O português tem um acento do tipo dito intensivo. Isso quer dizer que, na nossa língua, a sílaba sobre a qual recai o acento se distingue das outras por ser pronunciada mais forte. Ou seja, há um movimento mais ativo do diafragma quando da pronúncia das vogais acentuadas, empurrando mais ar pela garganta e pela boca. Exatamente por ser esse o nosso acento (e de boa parte das línguas mais conhecidas), boa parte de nós acredita ser esse o acento possível.

Mas não é.
Os alunos de letras descobrem muito cedo, por exemplo, que o latim clássico se organizava segundo outros princípios acentuais; utilizando um acento quantitativo. As sílabas latinas, então, se diferenciavam por serem umas mais longas, e não mais fortes, que as outras. A relação entre elas se dava com base em unidades de tempo chamadas moras. A sílaba breve contando uma mora e, a longa, duas.

As moras, exatamente como o nosso acento intensivo, são relativas, e não absolutas. Exatamente como ninguém nos diz quantos decibéis deve ter a sílaba tônica de cada palavra, os latinos não sabiam quantos milissegundos tinha uma mora. Só havia a relação longa-breve, que era capaz, por exemplo, de distinguir duas palavras grafadas os, duas com a grafia leuis ou duas homógrafas lutum, para seis significados diferentes.

Há línguas, além disso, que fazem uso de um acento dito tonal, ou musical. As mais famosas delas são as sino-tibetanas.
Nelas, as sílabas se diferenciam por serem mais altas ou mais baixas, melodicamente. Algumas delas tem duas, outras quatro alturas musicais padronizadas (também relacionais, não absolutas). E daí pra mais.
Essas línguas podem ter tons planos e tons de contorno, que se distinguem por cantar a sílaba em uma nota só ou, começando em uma, atingir outra, ou outras, pré-determinadas.
É por isso que o Mandarim, falado na china, pode contar quatro significados diferentes para a palavra ma, dependendo do tom. E é por isso, por esse tipo de riqueza, que as línguas chinesas podem se dar ao luxo de ser monossilábicas.

Ditas assim, as coisas já são múltiplas e complexas. Mas é claro que vai mais longe. Os acentos podem coocorrer; uma língua pode ser quantitativa e intensiva, como o latim tardio ou, segundo me dizem, o húngaro. Pode também ser tonal e quantitativa, como, dessa vez, o latim arcaico, ou certas línguas africanas. Para as línguas que possuem tons de contorno, por exemplo, é muito freqüente a coexistência de um acento quantitativo, que recaia na mesma sílaba, até pra dar tempo de fazer a acrobacia musical.

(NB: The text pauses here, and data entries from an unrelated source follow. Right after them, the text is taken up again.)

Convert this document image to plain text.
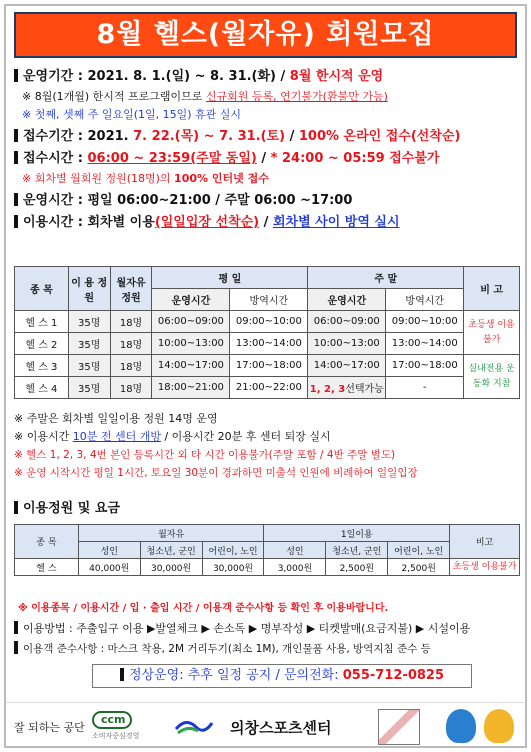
8월 헬스(월자유) 회원모집
운영기간 : 2021. 8. 1.(일) ~ 8. 31.(화) / 8월 한시적 운영
※ 8월(1개월) 한시적 프로그램이므로 신규회원 등록, 연기불가(환불만 가능)
※ 첫째, 셋째 주 일요일(1일, 15일) 휴관 실시
접수기간 : 2021. 7. 22.(목) ~ 7. 31.(토) / 100% 온라인 접수(선착순)
접수시간 : 06:00 ~ 23:59(주말 동일) / * 24:00 ~ 05:59 접수불가
※ 회차별 월회원 정원(18명)의 100% 인터넷 접수
운영시간 : 평일 06:00~21:00 / 주말 06:00 ~17:00
이용시간 : 회차별 이용(일일입장 선착순) / 회차별 사이 방역 실시
종 목	이 용 정 원	월자유 정원	평 일		주 말		비 고
			운영시간	방역시간	운영시간	방역시간	
헬 스 1	35명	18명	06:00~09:00	09:00~10:00	06:00~09:00	09:00~10:00	초등생 이용불가
헬 스 2	35명	18명	10:00~13:00	13:00~14:00	10:00~13:00	13:00~14:00	
헬 스 3	35명	18명	14:00~17:00	17:00~18:00	14:00~17:00	17:00~18:00	실내전용 운동화 지참
헬 스 4	35명	18명	18:00~21:00	21:00~22:00	1, 2, 3선택가능	-	
※ 주말은 회차별 일일이용 정원 14명 운영
※ 이용시간 10분 전 센터 개방 / 이용시간 20분 후 센터 퇴장 실시
※ 헬스 1, 2, 3, 4번 본인 등록시간 외 타 시간 이용불가(주말 포함 / 4반 주말 별도)
※ 운영 시작시간 평일 1시간, 토요일 30분이 경과하면 미출석 인원에 비례하여 일일입장
이용정원 및 요금
종 목	월자유			1일이용			비고
	성인	청소년, 군인	어린이, 노인	성인	청소년, 군인	어린이, 노인	
헬 스	40,000원	30,000원	30,000원	3,000원	2,500원	2,500원	초등생 이용불가
※ 이용종목 / 이용시간 / 입 · 출입 시간 / 이용객 준수사항 등 확인 후 이용바랍니다.
이용방법 : 주출입구 이용 ▶발열체크 ▶ 손소독 ▶ 명부작성 ▶ 티켓발매(요금지불) ▶ 시설이용
이용객 준수사항 : 마스크 착용, 2M 거리두기(최소 1M), 개인물품 사용, 방역지침 준수 등
정상운영: 추후 일정 공지 / 문의전화: 055-712-0825
잘 되하는 공단
ccm
소비자중심경영	의창스포츠센터
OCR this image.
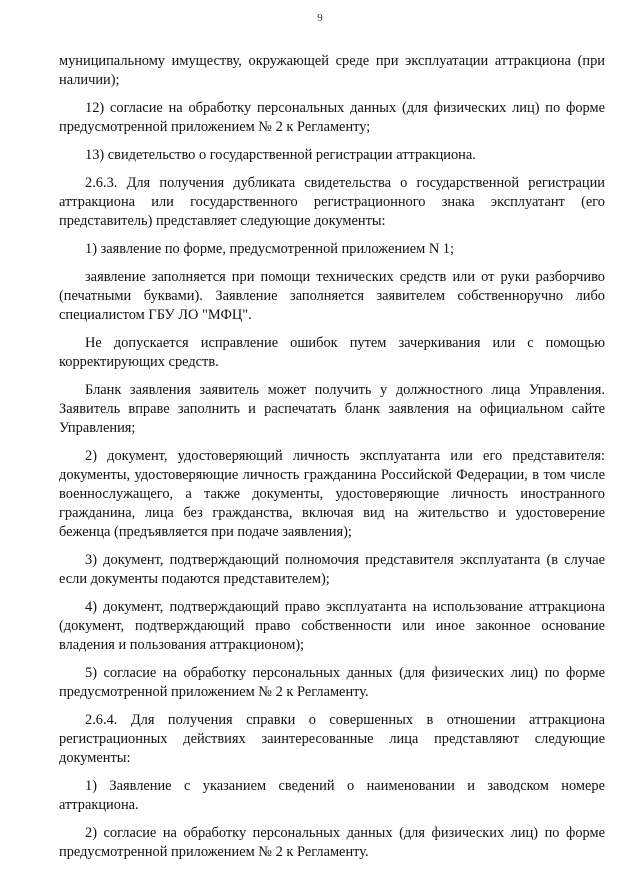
9

муниципальному имуществу, окружающей среде при эксплуатации аттракциона (при наличии);

12) согласие на обработку персональных данных (для физических лиц) по форме предусмотренной приложением № 2 к Регламенту;

13) свидетельство о государственной регистрации аттракциона.

2.6.3. Для получения дубликата свидетельства о государственной регистрации аттракциона или государственного регистрационного знака эксплуатант (его представитель) представляет следующие документы:

1) заявление по форме, предусмотренной приложением N 1;

заявление заполняется при помощи технических средств или от руки разборчиво (печатными буквами). Заявление заполняется заявителем собственноручно либо специалистом ГБУ ЛО "МФЦ".

Не допускается исправление ошибок путем зачеркивания или с помощью корректирующих средств.

Бланк заявления заявитель может получить у должностного лица Управления. Заявитель вправе заполнить и распечатать бланк заявления на официальном сайте Управления;

2) документ, удостоверяющий личность эксплуатанта или его представителя: документы, удостоверяющие личность гражданина Российской Федерации, в том числе военнослужащего, а также документы, удостоверяющие личность иностранного гражданина, лица без гражданства, включая вид на жительство и удостоверение беженца (предъявляется при подаче заявления);

3) документ, подтверждающий полномочия представителя эксплуатанта (в случае если документы подаются представителем);

4) документ, подтверждающий право эксплуатанта на использование аттракциона (документ, подтверждающий право собственности или иное законное основание владения и пользования аттракционом);

5) согласие на обработку персональных данных (для физических лиц) по форме предусмотренной приложением № 2 к Регламенту.

2.6.4. Для получения справки о совершенных в отношении аттракциона регистрационных действиях заинтересованные лица представляют следующие документы:

1) Заявление с указанием сведений о наименовании и заводском номере аттракциона.

2) согласие на обработку персональных данных (для физических лиц) по форме предусмотренной приложением № 2 к Регламенту.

Mesmo nos casos acima, a acentuação também pode ser fonética, ou seja, pode não alterar o significado central da palavra. Assim, podemos variar a duração e a melodia de uma vogal em português com fins expressivos, fazendo com que, novamente, coincidam os acentos. Assim como tendemos, num fato também fonético, a pronunciar mais longas as sílabas tônicas; a dita quantidade românica.

Há, também, minúcias escondidas. Pois o português, por exemplo, só pode ter um acento por palavra, enquanto o latim tinha quantidades especificadas para todas as vogais da palavra. Em contrapartida, o português convive com sub-acentos, sílabas intermediárias entre as fortes e as fracas, como o fé de cafezinho que, até 1971, levavam inclusive acento gráfico, escrevendo-se cafèzinho.

Em suma,
já deu vontade de estudar letras?
Ou, se você é aluno, deu vontade de largar o curso?

Eu acho isso tudo sobejamente interessante!

Caetano Waldrigues Galindo, 28, é pai da Biba.